The ability to transfer CVD graphene onto commercial polymeric microfiltration membranes — rather than rigid silicon or expensive specialty supports — is directly relevant to scalable membrane manufacturing. Beyond seawater and brackish water desalination, the same platform supports research into nanofiltration, gas separation, dialysis, and pharmaceutical purification, since any process that benefits from atomically thin, mechanically supported 2D barriers can build on this transfer-and-seal methodology. The authors explicitly position the work as a stepping stone: defect-sealed graphene composites must next be perforated with size-selective nanopores (via ion bombardment, plasma, or chemical oxidation) to convert the impervious composite into a working separation membrane. Adjacent research lines — graphene oxide laminate membranes, MXene membranes, and h-BN barriers — also stand to benefit from the demonstrated transfer protocols.

For researchers pursuing similar membrane, sensor, or 2D-device work, the monolayer CVD Graphene on Copper Foil used in this study is part of ACS Material's CVD graphene catalog, alongside Trivial Transfer® Graphene and graphene-on-polymer substrates that further simplify the transfer step. The Desalination paper is a useful reference for evaluating realistic transfer yields, expected defect densities, and the quantitative ion-blockage gains achievable through post-transfer interfacial polymerization. As always, the suitability of any particular CVD graphene grade depends on substrate compatibility, etching chemistry, and the downstream characterization workflow.

How ACS Material products were used

• CVD Graphene on Copper Foil (CVD Graphene)  — “Monolayer graphene grown on a copper (Cu) substrate (25 μm thick Cu foil) was purchased from ACS Material Company, USA. The graphene was grown using low-pressure CVD process”

Product Performance in this Study

The monolayer CVD graphene on Cu foil served as the active separation layer transferred onto PP and PVDF microfiltration supports. Raman confirmed monolayer coverage, and after transfer plus interfacial-polymerization defect sealing the composite achieved up to 84% KCl ion blockage, demonstrating the material's suitability for desalination membrane studies.

Related product categories

• CVD Graphene

Frequently asked questions

How is monolayer CVD graphene transferred onto polypropylene and PVDF membranes?

The graphene-on-copper film is first floated on 5 wt% ammonium persulfate to remove graphene from the back side of the Cu foil. The remaining single-sided Cu/graphene is sandwiched against the polymer membrane between glass slides and gently roll-pressed with a glass rod to ensure conformal adhesion.
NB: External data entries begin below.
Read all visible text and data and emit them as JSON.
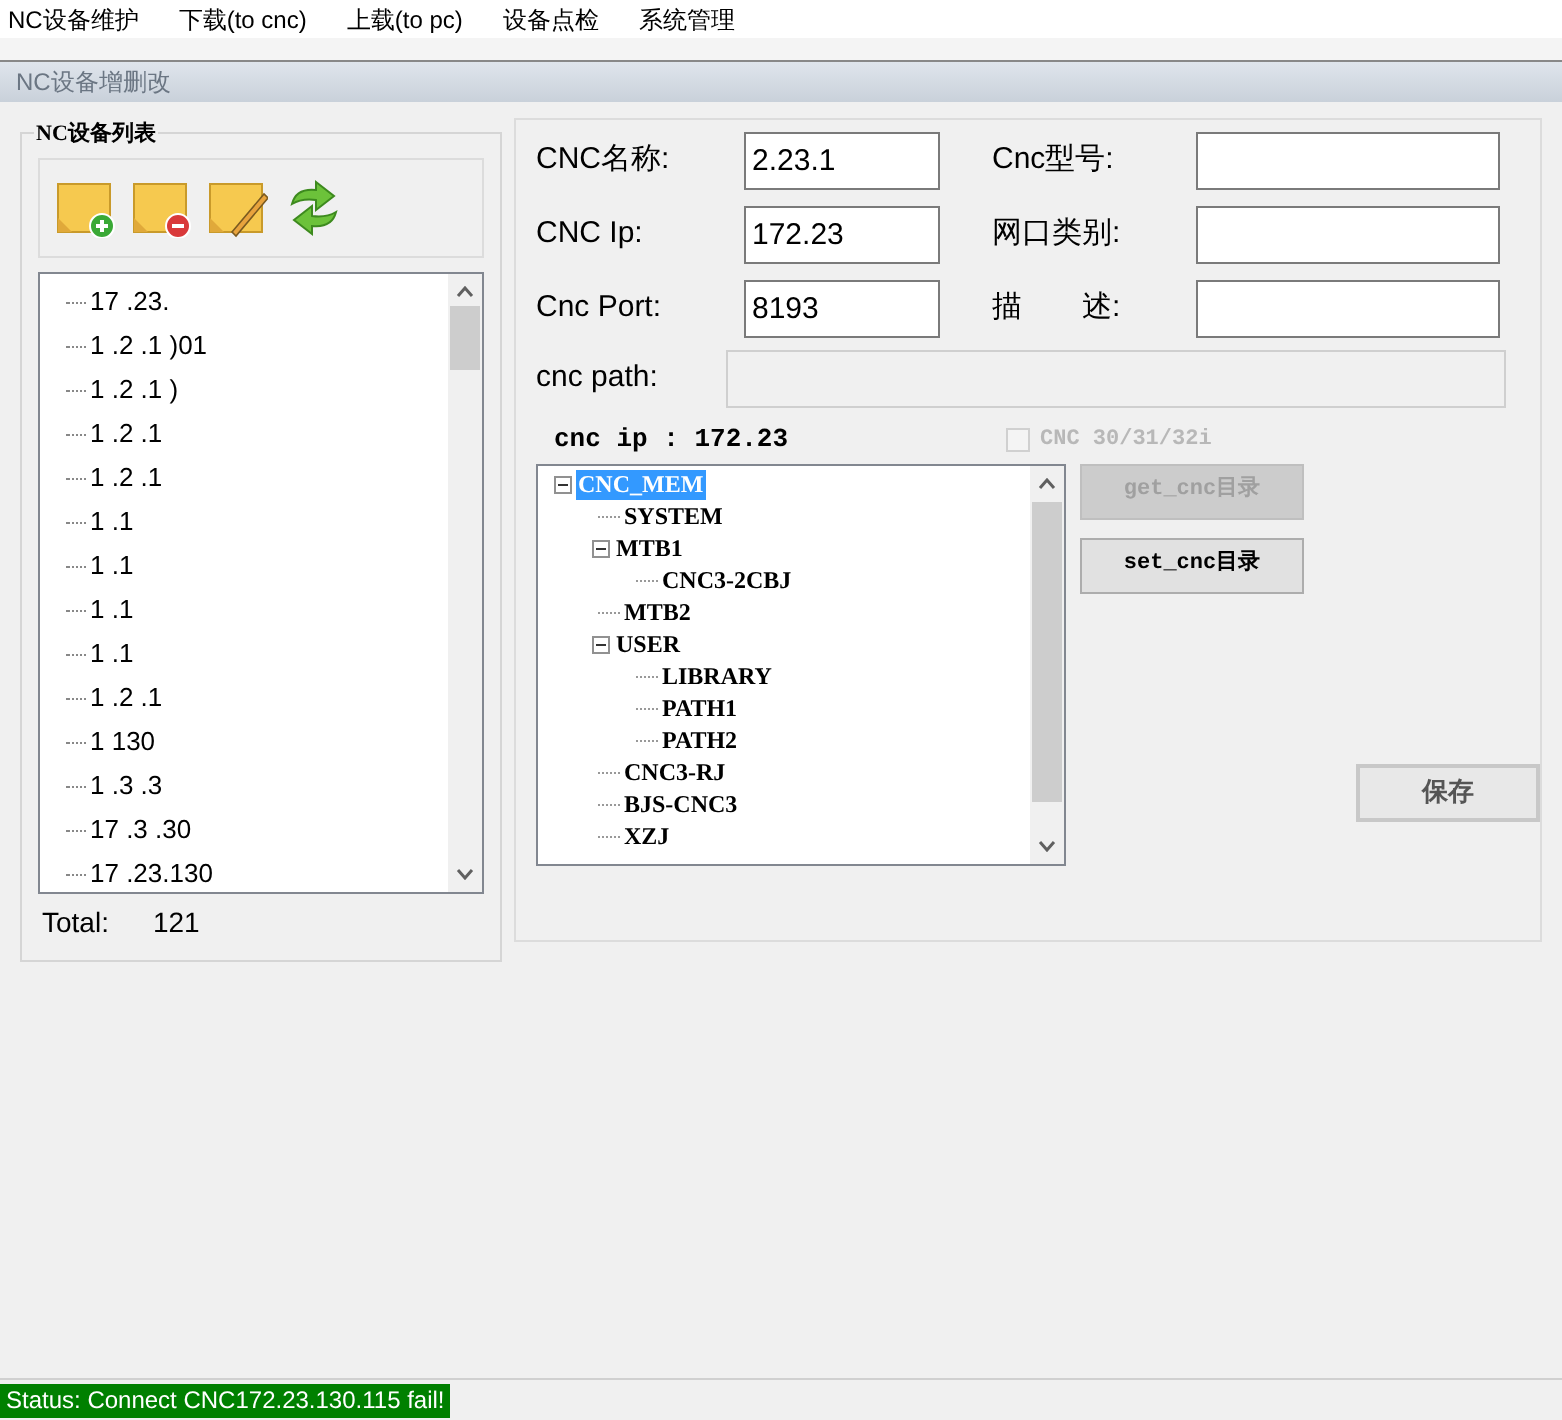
{
  "menu": [
    "NC设备维护",
    "下载(to cnc)",
    "上载(to pc)",
    "设备点检",
    "系统管理"
  ],
  "window": {
    "title": "NC设备增删改"
  },
  "device_list": {
    "title": "NC设备列表",
    "items": [
      "17 .23.",
      "1 .2 .1 )01",
      "1 .2 .1 )",
      "1 .2 .1",
      "1 .2 .1",
      "1 .1",
      "1 .1",
      "1 .1",
      "1 .1",
      "1 .2 .1",
      "1 130",
      "1 .3 .3",
      "17 .3 .30",
      "17 .23.130"
    ],
    "total_label": "Total:",
    "total_value": "121"
  },
  "form": {
    "fields": [
      {
        "label": "CNC名称:",
        "value": "2.23.1"
      },
      {
        "label": "Cnc型号:"
      },
      {
        "label": "CNC Ip:",
        "value": "172.23"
      },
      {
        "label": "网口类别:"
      },
      {
        "label": "Cnc Port:",
        "value": "8193"
      },
      {
        "label": "描　　述:"
      }
    ],
    "path_label": "cnc path:",
    "path_disabled": true
  },
  "cnc_ip_label": "cnc ip : 172.23",
  "series_checkbox": {
    "label": "CNC 30/31/32i",
    "checked": false,
    "disabled": true
  },
  "tree": [
    {
      "label": "CNC_MEM",
      "selected": true,
      "expanded": true,
      "children": [
        {
          "label": "SYSTEM",
          "selected": false
        },
        {
          "label": "MTB1",
          "selected": false,
          "expanded": true,
          "children": [
            {
              "label": "CNC3-2CBJ",
              "selected": false
            }
          ]
        },
        {
          "label": "MTB2",
          "selected": false
        },
        {
          "label": "USER",
          "selected": false,
          "expanded": true,
          "children": [
            {
              "label": "LIBRARY",
              "selected": false
            },
            {
              "label": "PATH1",
              "selected": false
            },
            {
              "label": "PATH2",
              "selected": false
            }
          ]
        },
        {
          "label": "CNC3-RJ",
          "selected": false
        },
        {
          "label": "BJS-CNC3",
          "selected": false
        },
        {
          "label": "XZJ",
          "selected": false
        }
      ]
    }
  ],
  "buttons": [
    {
      "label": "get_cnc目录",
      "disabled": true
    },
    {
      "label": "set_cnc目录",
      "disabled": false
    }
  ],
  "save_button": "保存",
  "status": "Status: Connect CNC172.23.130.115 fail!"
}
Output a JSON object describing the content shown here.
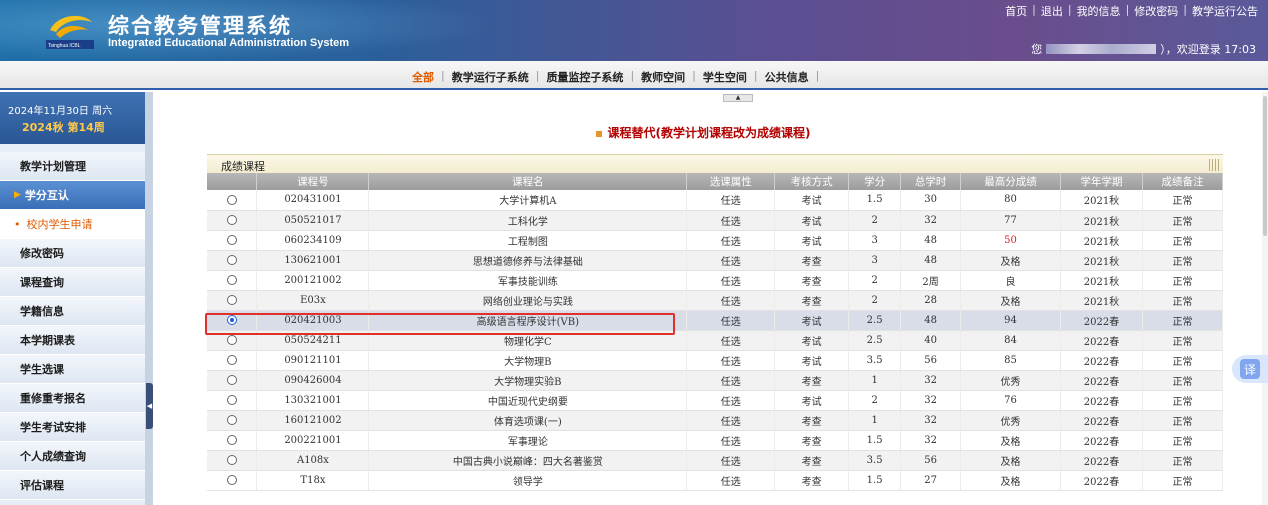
{
  "header": {
    "title": "综合教务管理系统",
    "subtitle": "Integrated Educational Administration System",
    "logo_text": "Tsinghua ICBL",
    "links": [
      "首页",
      "退出",
      "我的信息",
      "修改密码",
      "教学运行公告"
    ],
    "welcome_prefix": "您",
    "welcome_suffix": "），欢迎登录 17:03"
  },
  "nav": {
    "items": [
      "全部",
      "教学运行子系统",
      "质量监控子系统",
      "教师空间",
      "学生空间",
      "公共信息"
    ],
    "active_index": 0
  },
  "sidebar": {
    "date": "2024年11月30日  周六",
    "term": "2024秋 第14周",
    "menu": [
      {
        "label": "教学计划管理",
        "state": "normal"
      },
      {
        "label": "学分互认",
        "state": "selected"
      },
      {
        "label": "校内学生申请",
        "state": "sub"
      },
      {
        "label": "修改密码",
        "state": "normal"
      },
      {
        "label": "课程查询",
        "state": "normal"
      },
      {
        "label": "学籍信息",
        "state": "normal"
      },
      {
        "label": "本学期课表",
        "state": "normal"
      },
      {
        "label": "学生选课",
        "state": "normal"
      },
      {
        "label": "重修重考报名",
        "state": "normal"
      },
      {
        "label": "学生考试安排",
        "state": "normal"
      },
      {
        "label": "个人成绩查询",
        "state": "normal"
      },
      {
        "label": "评估课程",
        "state": "normal"
      }
    ]
  },
  "main": {
    "title": "课程替代(教学计划课程改为成绩课程)",
    "panel_title": "成绩课程",
    "columns": [
      "",
      "课程号",
      "课程名",
      "选课属性",
      "考核方式",
      "学分",
      "总学时",
      "最高分成绩",
      "学年学期",
      "成绩备注"
    ],
    "selected_row": 6,
    "rows": [
      {
        "code": "020431001",
        "name": "大学计算机A",
        "attr": "任选",
        "exam": "考试",
        "credit": "1.5",
        "hours": "30",
        "score": "80",
        "term": "2021秋",
        "note": "正常"
      },
      {
        "code": "050521017",
        "name": "工科化学",
        "attr": "任选",
        "exam": "考试",
        "credit": "2",
        "hours": "32",
        "score": "77",
        "term": "2021秋",
        "note": "正常"
      },
      {
        "code": "060234109",
        "name": "工程制图",
        "attr": "任选",
        "exam": "考试",
        "credit": "3",
        "hours": "48",
        "score": "50",
        "score_red": true,
        "term": "2021秋",
        "note": "正常"
      },
      {
        "code": "130621001",
        "name": "思想道德修养与法律基础",
        "attr": "任选",
        "exam": "考查",
        "credit": "3",
        "hours": "48",
        "score": "及格",
        "term": "2021秋",
        "note": "正常"
      },
      {
        "code": "200121002",
        "name": "军事技能训练",
        "attr": "任选",
        "exam": "考查",
        "credit": "2",
        "hours": "2周",
        "score": "良",
        "term": "2021秋",
        "note": "正常"
      },
      {
        "code": "E03x",
        "name": "网络创业理论与实践",
        "attr": "任选",
        "exam": "考查",
        "credit": "2",
        "hours": "28",
        "score": "及格",
        "term": "2021秋",
        "note": "正常"
      },
      {
        "code": "020421003",
        "name": "高级语言程序设计(VB)",
        "attr": "任选",
        "exam": "考试",
        "credit": "2.5",
        "hours": "48",
        "score": "94",
        "term": "2022春",
        "note": "正常"
      },
      {
        "code": "050524211",
        "name": "物理化学C",
        "attr": "任选",
        "exam": "考试",
        "credit": "2.5",
        "hours": "40",
        "score": "84",
        "term": "2022春",
        "note": "正常"
      },
      {
        "code": "090121101",
        "name": "大学物理B",
        "attr": "任选",
        "exam": "考试",
        "credit": "3.5",
        "hours": "56",
        "score": "85",
        "term": "2022春",
        "note": "正常"
      },
      {
        "code": "090426004",
        "name": "大学物理实验B",
        "attr": "任选",
        "exam": "考查",
        "credit": "1",
        "hours": "32",
        "score": "优秀",
        "term": "2022春",
        "note": "正常"
      },
      {
        "code": "130321001",
        "name": "中国近现代史纲要",
        "attr": "任选",
        "exam": "考试",
        "credit": "2",
        "hours": "32",
        "score": "76",
        "term": "2022春",
        "note": "正常"
      },
      {
        "code": "160121002",
        "name": "体育选项课(一)",
        "attr": "任选",
        "exam": "考查",
        "credit": "1",
        "hours": "32",
        "score": "优秀",
        "term": "2022春",
        "note": "正常"
      },
      {
        "code": "200221001",
        "name": "军事理论",
        "attr": "任选",
        "exam": "考查",
        "credit": "1.5",
        "hours": "32",
        "score": "及格",
        "term": "2022春",
        "note": "正常"
      },
      {
        "code": "A108x",
        "name": "中国古典小说巅峰：四大名著鉴赏",
        "attr": "任选",
        "exam": "考查",
        "credit": "3.5",
        "hours": "56",
        "score": "及格",
        "term": "2022春",
        "note": "正常"
      },
      {
        "code": "T18x",
        "name": "领导学",
        "attr": "任选",
        "exam": "考查",
        "credit": "1.5",
        "hours": "27",
        "score": "及格",
        "term": "2022春",
        "note": "正常"
      }
    ]
  },
  "translate_label": "译",
  "colors": {
    "accent_orange": "#e05a00",
    "title_red": "#b30000",
    "highlight_red": "#e0302a",
    "nav_blue": "#2f5fa8"
  }
}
A second APS etching step dissolves the copper, leaving monolayer graphene bonded to the polypropylene or PVDF surface, followed by deionized water rinsing and air drying.

Why is interfacial polymerization used to seal defects in transferred graphene?

CVD graphene transfer almost always introduces tears, cracks, and pinholes that allow solutes to bypass any engineered nanopores, destroying selectivity. Interfacial polymerization of Nylon 6,6 — using adipoyl chloride in hexane and hexamethylenediamine in water — confines polymerization to the defect openings, plugging them with insoluble polyamide while leaving intact graphene regions untouched. In this study the technique raised KCl ion blockage from 57% to 84%, making the composite a viable starting point for nanopore engineering.

What ion blockage can graphene desalination membranes achieve after defect sealing?

Before defect sealing, graphene–PP membranes blocked 57% of KCl ions and graphene–PVDF membranes blocked 40%, reflecting transfer-induced defects. A single interfacial polymerization step of Nylon 6,6 raised both to 67%. After optimizing monomer concentrations and reaction time, graphene–PP composites reached 84% ion blockage. Note that these defect-sealed membranes are not yet selective desalination membranes — they form an impervious platform onto which size-controlled nanopores must be introduced.